AN OVERCAST SUNDAY AFTERNOON at Oxbow park--kids, kegs, barbecue, fevered horseshoe competition: In every way the perfectly ordinary construction company picnic, aside from the gardenburgers and overheard Courtney Taylor gossip, maybe. And, in truth, Hammer and Hand is a perfectly ordinary construction company. Along with a small amount of new construction, they concentrate on residential remodeling and have earned a strong local reputation for high-end craftsmanship. Why, you ask, should they then appear in the music section of such an aggressively indie newspaper? Well they're also kinda the perfectly rock star construction company. A good portion of the company newsletter, "Hammered And Handy," details employees' upcoming gigs. Steve Birch (Mandarin, touring guitarist for Everclear) drew their logo. Swoon 23 drummer Marty Smith designed their website. They've remodeled Art Alexakis' house, assisted Pete Krebs' construction plans, and essentially saved Satyricon from structural implosion. Spike Keating (Magic Fingers, Television Eye) and Yorck Franken (Slack, Kung Fu's) worked there for years. Jesse Emerson (Flatirons, Dolomites) and Randy Givens (Brazilian Drum Corps) still do.

Chester Stallings, veteran of the Skate Drunks, Three Cool Guys and countless past local acts, plays with Oblivion Seeker/ co-worker Ivan French in the New Wave Hookers. Stallings has recently been practicing with a largely unformed combo of fellow H'n'H-ers Amanda Kelly (Team Dresch, Vegas Beat), Pete Deegan (Coos Bay City Rollers, among others) and Chris Cooper (part-owner of Cavity Search). A sorta carpenter supergroup.

Stallings, the oldest consistent employee with over four years' service, enjoys working with bandmates¯"I've been with more straight, redneck companies; nothing's quite like Hammer and Hand"¯but insists that the predominance of musicians was a natural evolution. "A lot of people get hired who are friends of friends. I don't think they get chosen because they're in bands. I'd hope they're chosen for their carpentry skills." The rock star jobs, too, are largely by association. They were recommended for Alexakis' house by Birch. With Satyricon, Stallings laughs, "everybody who worked on that job had played there before." Inside Stallings' own house lies perhaps the most treasured icon of Portland's punk history¯the urinal trough from Satyricon's old bathroom.

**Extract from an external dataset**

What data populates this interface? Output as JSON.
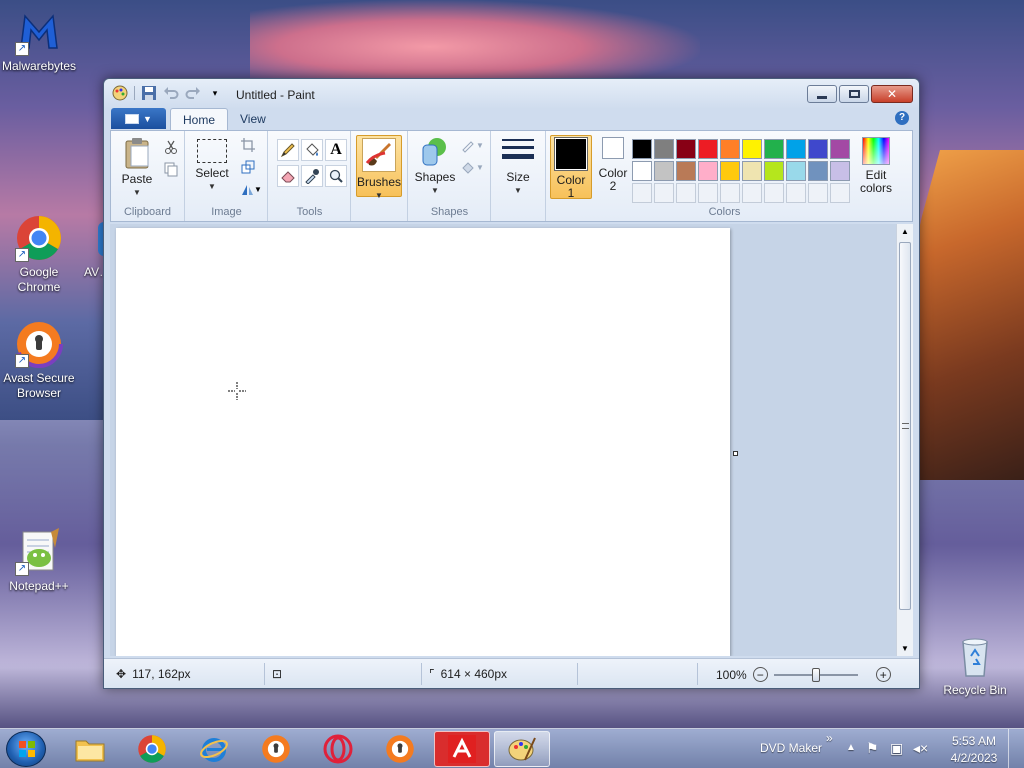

"It was a real honor and a total challenge to remodel Satyricon," recalls Sam Hagerman. Hagerman founded the company in 1994 with Dan Thomas, an ex-member of Slack who plays with the Velvida Underground. "The club was about to fall into the space below, and we did a major structural rebuild on the inside. Because so many of the people who worked for me had played down there and knew the kind of abuses it took, we elevated our game, thinking about what it would take to make an indestructible bathroom in a punk rock club."

"I don't know why everything has worked out this way," Hagerman continues. "When you want everyone to work together and have a like mind, you hire a certain type of person and a lot of the people, in our model, were musicians in a way, music and carpentry are basically related. You can definitely find a correlation between an ability to understand musical systems and to study the math inherent to carpentry, which can get pretty complex. If someone understands the basic chords of punk rock up to easy jazz, that's the sort of mathematical knowledge you need to be a good carpenter."